Il s’agit de l’affaire de viol d’une jeune fille par deux policiers, survenue en 2012 à Tunis. Kaouther Ben Hania en a fait la matière première de son nouveau film mais s’en est affranchie pour nous raconter à sa manière les maux de la Tunisie postrévolutionnaire.
Mariem Ferjani, nouveau visage du cinéma tunisien, incarne le rôle de la jeune victime, Mariem.
Le film s’ouvre sur une soirée universitaire où Mariem fait la rencontre d’un jeune homme, Youssef, joué par Ghanem Zrelli. Pris par le besoin de s’éloigner de la foule pour faire plus ample connaissance en se baladant sur la plage, le couple se fait attaquer par des policiers qui violent la jeune fille. Mais ‘‘La belle et la meute’’ est loin d’être un énième film sur le viol.
Il faut dire qu’il n’est pas évident d’aborder le sujet sans tomber dans le cliché et le déjà-vu, car le viol a fait l’objet d’un tas de films dans l’histoire du cinéma mondial et tunisien, dont le plus connu est probablement ‘‘La tendresse du loup’’ (2006) de Jilani Saadi. Mais Kaouther Ben Hania réussit ce double challenge de transposer sur le grand écran un fait divers glaçant et de nous proposer une nouvelle approche au niveau de l’écriture et de la réalisation.
‘‘La belle et la meute’’ nous raconte l’histoire d’une revenante et le besoin vital de se relever après être tombé, un message que nous délivre Mariem qui passe sous nos yeux de l’état d’une victime vulnérable à une citoyenne qui réclame ses droits et sa dignité. Mais est-il simple de revendiquer et d’obtenir ses droits quand on est une femme et qu’on nous sous-entend que si on a été violée c’est qu’on l’a bien cherché?

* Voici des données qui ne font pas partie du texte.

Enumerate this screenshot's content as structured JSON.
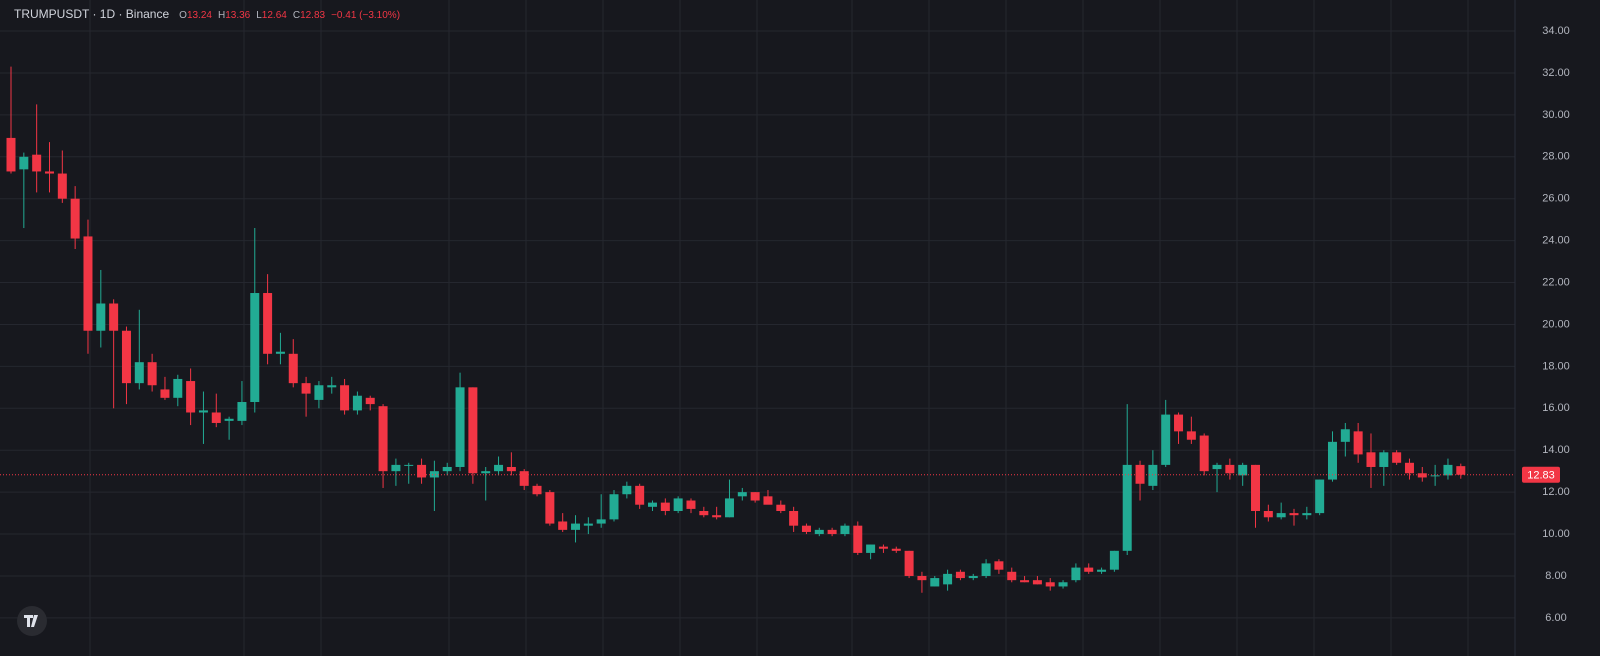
{
  "header": {
    "title": "TRUMPUSDT · 1D · Binance",
    "ohlc": [
      {
        "label": "O",
        "value": 13.24
      },
      {
        "label": "H",
        "value": 13.36
      },
      {
        "label": "L",
        "value": 12.64
      },
      {
        "label": "C",
        "value": 12.83
      }
    ],
    "change": "−0.41 (−3.10%)"
  },
  "chart_data": {
    "type": "candlestick",
    "up_color": "#22ab94",
    "down_color": "#f23645",
    "grid": true,
    "ylim": [
      4.85,
      35.48
    ],
    "yticks": [
      {
        "value": 6,
        "label": "6.00"
      },
      {
        "value": 8,
        "label": "8.00"
      },
      {
        "value": 10,
        "label": "10.00"
      },
      {
        "value": 12,
        "label": "12.00"
      },
      {
        "value": 14,
        "label": "14.00"
      },
      {
        "value": 16,
        "label": "16.00"
      },
      {
        "value": 18,
        "label": "18.00"
      },
      {
        "value": 20,
        "label": "20.00"
      },
      {
        "value": 22,
        "label": "22.00"
      },
      {
        "value": 24,
        "label": "24.00"
      },
      {
        "value": 26,
        "label": "26.00"
      },
      {
        "value": 28,
        "label": "28.00"
      },
      {
        "value": 30,
        "label": "30.00"
      },
      {
        "value": 32,
        "label": "32.00"
      },
      {
        "value": 34,
        "label": "34.00"
      }
    ],
    "current_price": 12.83,
    "open": [
      28.9,
      27.4,
      28.1,
      27.3,
      27.2,
      26.0,
      24.2,
      19.7,
      21.0,
      19.7,
      17.2,
      18.2,
      16.9,
      16.5,
      17.3,
      15.8,
      15.8,
      15.4,
      15.4,
      16.3,
      21.5,
      18.6,
      18.6,
      17.2,
      16.4,
      17.0,
      17.1,
      15.9,
      16.5,
      16.1,
      13.0,
      13.3,
      13.3,
      12.7,
      13.0,
      13.2,
      17.0,
      12.9,
      13.0,
      13.2,
      13.0,
      12.3,
      12.0,
      10.6,
      10.2,
      10.4,
      10.5,
      10.7,
      11.9,
      12.3,
      11.3,
      11.5,
      11.1,
      11.6,
      11.1,
      10.9,
      10.8,
      11.8,
      12.0,
      11.8,
      11.4,
      11.1,
      10.4,
      10.0,
      10.2,
      10.0,
      10.4,
      9.1,
      9.4,
      9.3,
      9.2,
      8.0,
      7.5,
      7.6,
      8.2,
      7.9,
      8.0,
      8.7,
      8.2,
      7.8,
      7.8,
      7.7,
      7.5,
      7.8,
      8.4,
      8.2,
      8.3,
      9.2,
      13.3,
      12.3,
      13.3,
      15.7,
      14.9,
      14.7,
      13.1,
      13.3,
      12.8,
      13.3,
      11.1,
      10.8,
      11.0,
      10.9,
      11.0,
      12.6,
      14.4,
      14.9,
      13.9,
      13.2,
      13.9,
      13.4,
      12.9,
      12.8,
      12.8,
      13.24
    ],
    "high": [
      32.3,
      28.2,
      30.5,
      28.7,
      28.3,
      26.6,
      25.0,
      22.6,
      21.2,
      19.9,
      20.7,
      18.6,
      17.5,
      17.6,
      17.9,
      16.8,
      16.7,
      15.6,
      17.3,
      24.6,
      22.4,
      19.6,
      19.3,
      17.5,
      17.3,
      17.5,
      17.4,
      16.8,
      16.6,
      16.2,
      13.6,
      13.4,
      13.6,
      13.5,
      13.4,
      17.7,
      17.0,
      13.2,
      13.7,
      13.9,
      13.1,
      12.4,
      12.1,
      11.0,
      10.9,
      10.8,
      11.9,
      12.1,
      12.5,
      12.4,
      11.6,
      11.7,
      11.8,
      11.7,
      11.3,
      11.3,
      12.6,
      12.2,
      12.0,
      12.1,
      11.6,
      11.3,
      10.5,
      10.3,
      10.3,
      10.5,
      10.6,
      9.5,
      9.5,
      9.4,
      9.2,
      8.2,
      8.0,
      8.3,
      8.3,
      8.1,
      8.8,
      8.8,
      8.4,
      8.0,
      8.0,
      7.9,
      7.8,
      8.6,
      8.6,
      8.4,
      9.2,
      16.2,
      13.5,
      14.0,
      16.4,
      15.8,
      15.6,
      14.8,
      13.4,
      13.6,
      13.4,
      13.3,
      11.4,
      11.5,
      11.2,
      11.3,
      12.6,
      14.9,
      15.3,
      15.3,
      14.8,
      14.0,
      14.0,
      13.6,
      13.2,
      13.3,
      13.6,
      13.36
    ],
    "low": [
      27.2,
      24.6,
      26.3,
      26.3,
      25.8,
      23.6,
      18.6,
      18.9,
      16.0,
      16.2,
      16.9,
      16.8,
      16.4,
      16.1,
      15.2,
      14.3,
      15.1,
      14.5,
      15.2,
      15.8,
      18.1,
      18.1,
      17.0,
      15.6,
      16.0,
      16.7,
      15.7,
      15.7,
      15.9,
      12.2,
      12.3,
      12.4,
      12.4,
      11.1,
      12.8,
      13.0,
      12.4,
      11.6,
      12.8,
      12.8,
      12.1,
      11.8,
      10.4,
      10.1,
      9.6,
      10.0,
      10.3,
      10.6,
      11.7,
      11.2,
      11.1,
      10.9,
      11.0,
      11.0,
      10.8,
      10.7,
      10.8,
      11.6,
      11.5,
      11.5,
      11.0,
      10.1,
      10.0,
      9.9,
      9.9,
      9.9,
      9.0,
      8.8,
      9.1,
      9.1,
      7.9,
      7.2,
      7.5,
      7.3,
      7.8,
      7.8,
      7.9,
      8.1,
      7.7,
      7.7,
      7.6,
      7.3,
      7.4,
      7.7,
      8.1,
      8.1,
      8.2,
      9.0,
      11.6,
      12.1,
      13.2,
      14.3,
      14.3,
      12.8,
      12.0,
      12.6,
      12.3,
      10.3,
      10.6,
      10.7,
      10.4,
      10.7,
      10.9,
      12.5,
      13.7,
      13.4,
      12.2,
      12.3,
      13.3,
      12.6,
      12.5,
      12.3,
      12.6,
      12.64
    ],
    "close": [
      27.3,
      28.0,
      27.3,
      27.2,
      26.0,
      24.1,
      19.7,
      21.0,
      19.7,
      17.2,
      18.2,
      17.1,
      16.5,
      17.4,
      15.8,
      15.9,
      15.3,
      15.5,
      16.3,
      21.5,
      18.6,
      18.7,
      17.2,
      16.7,
      17.1,
      17.1,
      15.9,
      16.6,
      16.2,
      13.0,
      13.3,
      13.3,
      12.7,
      13.0,
      13.2,
      17.0,
      12.9,
      13.0,
      13.3,
      13.0,
      12.3,
      11.9,
      10.5,
      10.2,
      10.5,
      10.5,
      10.7,
      11.9,
      12.3,
      11.4,
      11.5,
      11.1,
      11.7,
      11.2,
      10.9,
      10.8,
      11.7,
      12.0,
      11.6,
      11.4,
      11.1,
      10.4,
      10.1,
      10.2,
      10.0,
      10.4,
      9.1,
      9.5,
      9.3,
      9.2,
      8.0,
      7.8,
      7.9,
      8.1,
      7.9,
      8.0,
      8.6,
      8.3,
      7.8,
      7.7,
      7.6,
      7.5,
      7.7,
      8.4,
      8.2,
      8.3,
      9.2,
      13.3,
      12.4,
      13.3,
      15.7,
      14.9,
      14.5,
      13.0,
      13.3,
      12.9,
      13.3,
      11.1,
      10.8,
      11.0,
      10.9,
      11.0,
      12.6,
      14.4,
      15.0,
      13.8,
      13.2,
      13.9,
      13.4,
      12.9,
      12.7,
      12.8,
      13.3,
      12.83
    ]
  }
}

Le dysfonctionnement des institutions
Dans son thriller, Kaouther Ben Hania a choisi de ne pas filmer la scène de viol pour nous dire que la vraie lutte commence après le drame. Ainsi le film nous plonge dans l’après cauchemar qui s’avère aussi cauchemardesque que le viol lui-même.
Avec un récit limité dans le temps, celui de cette nuit-là, une lumière bleutée et le choix des plans-séquences et de la caméra en errance pour suivre le personnage, la cinéaste donne une dimension encore plus réaliste à son film et nous fait vivre tout le désarroi de la victime dans ce long voyage au bout de la nuit.
Première cible des policiers, des politiciens et des islamistes, la femme est le cœur de ce film avec sa faiblesse, ses doutes, sa colère et sa grande force parfois insoupçonnée. Après la peur et la frustration, Mariem réagit comme tout citoyen doit le faire, elle refuse de garder le silence face à l’injustice.
Le film ne se résume pas à son aspect féministe, il n’est pas non plus un simple fait divers transposé au cinéma. ‘‘La belle et la meute’’ se veut politique, humain et très actuel sur cette transition démocratique encore fragile où les institutions de l’Etat ont encore du mal à se détacher des pratiques de l’ancien régime qui font qu’on ne traite souvent pas le citoyen comme tel. Alors quand cette jeune fille décide de mettre sa douleur de côté et de porter plainte le jour-même, elle se trouve confrontée à un sérieux dysfonctionnement aussi bien dans les institutions médicales que policières.
C’est l’histoire d’un Etat policier qui peine à évoluer vers un Etat de droit et où les représentants du pouvoir se permettent tous les excès sans impunité.
Kaouther Ben Hania est sortie de sa zone de confort avec ‘‘La belle et la meute’’, c’est-à-dire du genre documentaire et du monde burlesque qui caractérisent sa filmographie, pour explorer la fiction tout en restant aussi réaliste, juste et perspicace derrière sa caméra.